2.3. Ben può, quindi, attribuirsi tale adeguamento in relazione all’intervenuta variazione degli indici di riferimento (aggiornamento ISTAT maturato ad ottobre 2005), in presenza di una espressa domanda giudiziale, nella specie proposta successivamente all’avvenuta variazione degli indici di riferimento sopra richiamata, che deve ritenersi equivalente alla richiesta stragiudiziale prescritta dalla L. n. 392 del 1978, sia per le locazioni abitative che per quelle non abitative (Cass. 2/10/2003, n. 14673; Cass. 28/02/2012, n. 3014, che precisa pure che l’aggiornamento ISTAT può avvenire solo su specifica richiesta del locatore, da operarsi successivamente all’avvenuta variazione degli indici di riferimento; v. anche Cass. 1/12/1994, n. 10270 e Cass. 26/0572014, n. 11675, proprio con riferimento alle determinazione dell’indennità ex art. 1591 c.c., per il ritardato rilascio dell’immobile), tenendosi altresì conto che, opinando diversamente, si premierebbe l’inadempimento del conduttore, atteso che la mancata corresponsione dell’aggiornamento ISTAT del canone, in difetto dell’accertamento giudiziale di illegittimità della clausola contrattuale che lo prevede, ove protratta per lungo tempo con conseguente alterazione dell’equilibrio sinallagmatico, configura un inadempimento idoneo a giustificare la risoluzione del contratto a nulla rilevando il mero convincimento del conduttore di non dovere detta maggiorazione (Cass. 17/07/1991, n. 7934).

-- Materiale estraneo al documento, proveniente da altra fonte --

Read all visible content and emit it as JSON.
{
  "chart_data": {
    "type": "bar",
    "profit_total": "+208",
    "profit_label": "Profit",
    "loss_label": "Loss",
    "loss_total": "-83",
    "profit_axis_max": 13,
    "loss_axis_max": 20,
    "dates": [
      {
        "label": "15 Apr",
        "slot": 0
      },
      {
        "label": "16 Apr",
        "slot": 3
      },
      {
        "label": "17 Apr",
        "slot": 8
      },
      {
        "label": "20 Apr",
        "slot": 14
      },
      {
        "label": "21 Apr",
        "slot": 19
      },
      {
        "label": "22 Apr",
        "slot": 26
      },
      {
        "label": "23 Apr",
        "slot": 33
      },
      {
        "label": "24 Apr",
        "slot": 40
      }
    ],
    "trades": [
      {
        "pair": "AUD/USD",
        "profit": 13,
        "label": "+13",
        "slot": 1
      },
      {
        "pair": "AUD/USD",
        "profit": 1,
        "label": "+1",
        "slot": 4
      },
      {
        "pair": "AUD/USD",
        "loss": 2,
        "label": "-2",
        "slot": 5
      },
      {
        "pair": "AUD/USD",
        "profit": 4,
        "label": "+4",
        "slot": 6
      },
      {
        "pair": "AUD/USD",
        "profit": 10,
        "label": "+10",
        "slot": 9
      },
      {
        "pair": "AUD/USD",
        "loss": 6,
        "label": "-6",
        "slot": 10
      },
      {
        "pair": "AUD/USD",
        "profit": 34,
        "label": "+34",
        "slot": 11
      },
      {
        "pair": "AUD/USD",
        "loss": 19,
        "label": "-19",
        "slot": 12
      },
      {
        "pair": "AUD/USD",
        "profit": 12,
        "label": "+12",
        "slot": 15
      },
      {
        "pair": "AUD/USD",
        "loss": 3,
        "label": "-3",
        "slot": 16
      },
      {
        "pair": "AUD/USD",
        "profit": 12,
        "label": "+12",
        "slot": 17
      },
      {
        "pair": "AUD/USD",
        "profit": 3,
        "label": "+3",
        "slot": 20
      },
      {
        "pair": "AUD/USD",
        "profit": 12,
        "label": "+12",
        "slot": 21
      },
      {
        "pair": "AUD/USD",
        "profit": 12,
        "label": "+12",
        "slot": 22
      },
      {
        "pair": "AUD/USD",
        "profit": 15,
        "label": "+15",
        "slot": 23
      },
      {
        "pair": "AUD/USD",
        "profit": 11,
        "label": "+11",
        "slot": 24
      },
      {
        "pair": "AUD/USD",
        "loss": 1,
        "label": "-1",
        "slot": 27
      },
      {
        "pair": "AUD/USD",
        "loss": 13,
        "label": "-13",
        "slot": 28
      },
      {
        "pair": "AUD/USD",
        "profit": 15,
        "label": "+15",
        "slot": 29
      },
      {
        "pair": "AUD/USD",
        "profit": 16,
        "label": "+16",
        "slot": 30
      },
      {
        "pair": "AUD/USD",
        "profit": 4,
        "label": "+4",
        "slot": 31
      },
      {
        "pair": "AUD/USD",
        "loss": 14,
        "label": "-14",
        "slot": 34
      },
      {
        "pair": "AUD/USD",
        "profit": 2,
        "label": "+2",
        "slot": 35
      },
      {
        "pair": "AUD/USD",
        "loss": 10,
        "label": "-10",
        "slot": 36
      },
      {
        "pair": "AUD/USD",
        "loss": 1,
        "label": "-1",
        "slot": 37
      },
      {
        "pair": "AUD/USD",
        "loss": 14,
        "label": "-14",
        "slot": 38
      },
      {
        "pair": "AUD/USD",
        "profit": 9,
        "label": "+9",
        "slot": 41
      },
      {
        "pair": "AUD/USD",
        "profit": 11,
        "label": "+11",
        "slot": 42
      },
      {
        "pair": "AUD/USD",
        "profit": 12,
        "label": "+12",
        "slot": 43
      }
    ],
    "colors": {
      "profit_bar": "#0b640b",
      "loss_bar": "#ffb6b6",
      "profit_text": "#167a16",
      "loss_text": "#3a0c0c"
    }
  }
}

2.4. L’esame di ogni ulteriore doglianza prospettata con il motivo all’esame testa assorbito da quanto precede.

3. All’accoglimento, per quanto di ragione, del primo motivo di ricorso consegue pure l’assorbimento del secondo mezzo, rubricato “Sulla condanna alle spese – violazione e falsa applicazione dell’art. 92 c.p.c., in relazione all’art. 360 c.p.c., n. 3 – omessa, insufficiente ed illogica motivazione su fatto controverso ex art. 360 c.p.c., n. 5”.

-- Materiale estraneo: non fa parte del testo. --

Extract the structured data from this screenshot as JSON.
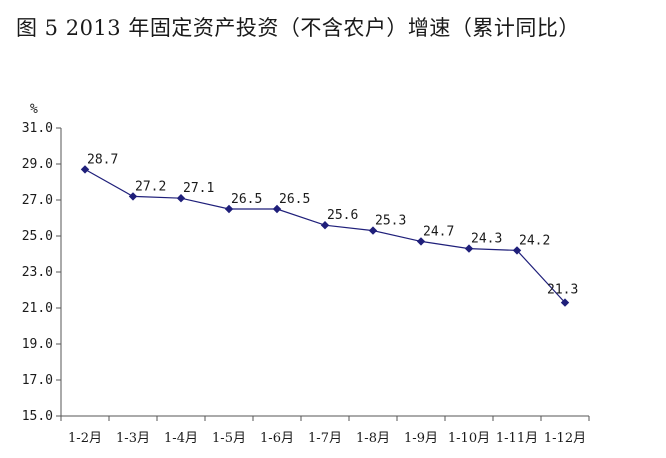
{
  "chart_data": {
    "type": "line",
    "title": "图 5   2013 年固定资产投资（不含农户）增速（累计同比）",
    "ylabel": "%",
    "xlabel": "",
    "ylim": [
      15.0,
      31.0
    ],
    "yticks": [
      "31.0",
      "29.0",
      "27.0",
      "25.0",
      "23.0",
      "21.0",
      "19.0",
      "17.0",
      "15.0"
    ],
    "categories": [
      "1-2月",
      "1-3月",
      "1-4月",
      "1-5月",
      "1-6月",
      "1-7月",
      "1-8月",
      "1-9月",
      "1-10月",
      "1-11月",
      "1-12月"
    ],
    "series": [
      {
        "values": [
          28.7,
          27.2,
          27.1,
          26.5,
          26.5,
          25.6,
          25.3,
          24.7,
          24.3,
          24.2,
          21.3
        ],
        "labels": [
          "28.7",
          "27.2",
          "27.1",
          "26.5",
          "26.5",
          "25.6",
          "25.3",
          "24.7",
          "24.3",
          "24.2",
          "21.3"
        ],
        "color": "#1f1f7a"
      }
    ],
    "grid": false,
    "legend": "none"
  }
}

4. Conclusivamente, va accolto per quanto di ragione il primo motivo di ricorso; va dichiarato assorbito il secondo; la sentenza impugnata va cassata in relazione al motivo accolto e la causa va rinviata, anche per le spese del presente giudizio di legittimità, alla Corte di appello di Bari, in diversa composizione.

PQM

La Corte accoglie per quanto di ragione il primo motivo del ricorso, dichiara assorbito il secondo; cassa la sentenza impugnata in relazione al motivo accolto e rinvia la causa, anche per le spese del presente giudizio di legittimità, alla Corte di appello di Bari, in diversa composizione.

Così deciso in Roma, nella Camera di consiglio della Sezione Terza Civile della Corte Suprema di Cassazione, il 28 settembre 2016.